Stocks are in free fall. Investors are in panic mode. The government's numerous bailout attempts including its latest gambit to prop up insurer American International Group have failed to restore hope.

And how low stocks must go before bottoming out is anyone's guess.

"It's a bloodbath, pure and simple," says Scott Black, president and portfolio manager at Delphi Management. "This is a vote of no confidence in the Obama administration. It doesn't matter what you own, everything is going down. It is a total capitulation. People are just terrorized and are throwing in the towel."

Wealth is being destroyed on Wall Street at a rate not seen since the 1930s. The gains from the 2002-07 bull market are gone. A big chunk of the huge profits from the 1990s dot-com stock boom have been wiped out. In all, after Monday's 300-point drop to 6763, more than 7,400 Dow points, or 52.3%, have disappeared since the October 2007 peak, the biggest-ever point drop.

Of all the bear markets in Dow's long history, only the 89.2% drop during the Great Depression was worse.

All that pain is calling into question the buy-and-hold strategy that once was sacred on Wall Street. And it's leading analysts to wonder if a generation of investors, many of whom have seen their retirement nest eggs lose more than half their value, will bail out of stocks for good. Some analysts say stocks, which posted zero gains for the 10-year period ended in October, are setting up for a second "lost decade."

"The danger is, you risk developing a generational divesture out of the stock market," says John Bollinger, president and founder of Bollinger Capital Management. "You could have an entire generation say, 'I don't care, get me out of the stock market.' Investors could flee stocks in 401(k)s, IRAs, trust accounts and their personal accounts.

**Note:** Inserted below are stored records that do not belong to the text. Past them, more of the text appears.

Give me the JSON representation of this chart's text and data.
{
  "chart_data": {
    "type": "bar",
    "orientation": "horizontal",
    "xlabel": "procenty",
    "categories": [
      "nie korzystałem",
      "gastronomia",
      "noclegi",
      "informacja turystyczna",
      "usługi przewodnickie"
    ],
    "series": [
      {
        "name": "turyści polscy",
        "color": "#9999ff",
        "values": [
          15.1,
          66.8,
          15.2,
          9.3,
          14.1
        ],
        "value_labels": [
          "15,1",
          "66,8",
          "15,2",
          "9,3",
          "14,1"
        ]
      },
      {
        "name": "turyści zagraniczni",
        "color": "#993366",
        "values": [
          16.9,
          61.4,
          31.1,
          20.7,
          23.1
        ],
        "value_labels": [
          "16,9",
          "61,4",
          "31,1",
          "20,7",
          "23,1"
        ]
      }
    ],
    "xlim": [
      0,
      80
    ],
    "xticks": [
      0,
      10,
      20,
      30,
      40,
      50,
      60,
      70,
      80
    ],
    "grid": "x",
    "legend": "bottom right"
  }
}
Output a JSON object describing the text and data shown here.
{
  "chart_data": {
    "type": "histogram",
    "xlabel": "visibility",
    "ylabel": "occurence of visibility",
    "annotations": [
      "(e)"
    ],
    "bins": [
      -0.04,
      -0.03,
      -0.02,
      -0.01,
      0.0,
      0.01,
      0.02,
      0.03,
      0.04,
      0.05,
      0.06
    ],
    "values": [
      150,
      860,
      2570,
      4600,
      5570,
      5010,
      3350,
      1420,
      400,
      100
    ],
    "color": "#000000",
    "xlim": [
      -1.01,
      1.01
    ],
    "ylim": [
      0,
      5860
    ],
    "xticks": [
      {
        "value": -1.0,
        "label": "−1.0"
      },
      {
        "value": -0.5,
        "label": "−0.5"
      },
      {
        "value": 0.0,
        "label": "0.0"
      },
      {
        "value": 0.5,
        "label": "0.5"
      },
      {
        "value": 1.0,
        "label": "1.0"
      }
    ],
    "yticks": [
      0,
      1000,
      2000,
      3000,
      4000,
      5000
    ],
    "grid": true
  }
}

I think that is what is going on now."

Adds Frank Cappiello, chairman of Montgomery Bros. Cappiello in Baltimore:

"This is frightful I've never seen a bear market without a rally. No one wants to step up to the plate. We're going to have a whole generation without enough to retire on."

A sudden fall

The rise and fall of the stock market has been sudden and swift. The peak of the market was hit in October 2007, when stocks were flying high amid record corporate earnings fueled by cheap money and massive risk-taking by investors who thought home prices and stock prices would keep going up forever.

But that investment thesis came tumbling down last spring, when the bursting of the housing bubble started to add up to massive losses for Wall Street banks and other financial services firms tied to bad mortgages. The near failure of Wall Street investment bank Bear Stearns in March 2008 and its subsequent purchase by JPMorgan Chase at a fire sale price was a key turning point, because it illustrated just how profound and dangerous the brewing financial crisis and credit crunch was to banks and the health of the economy.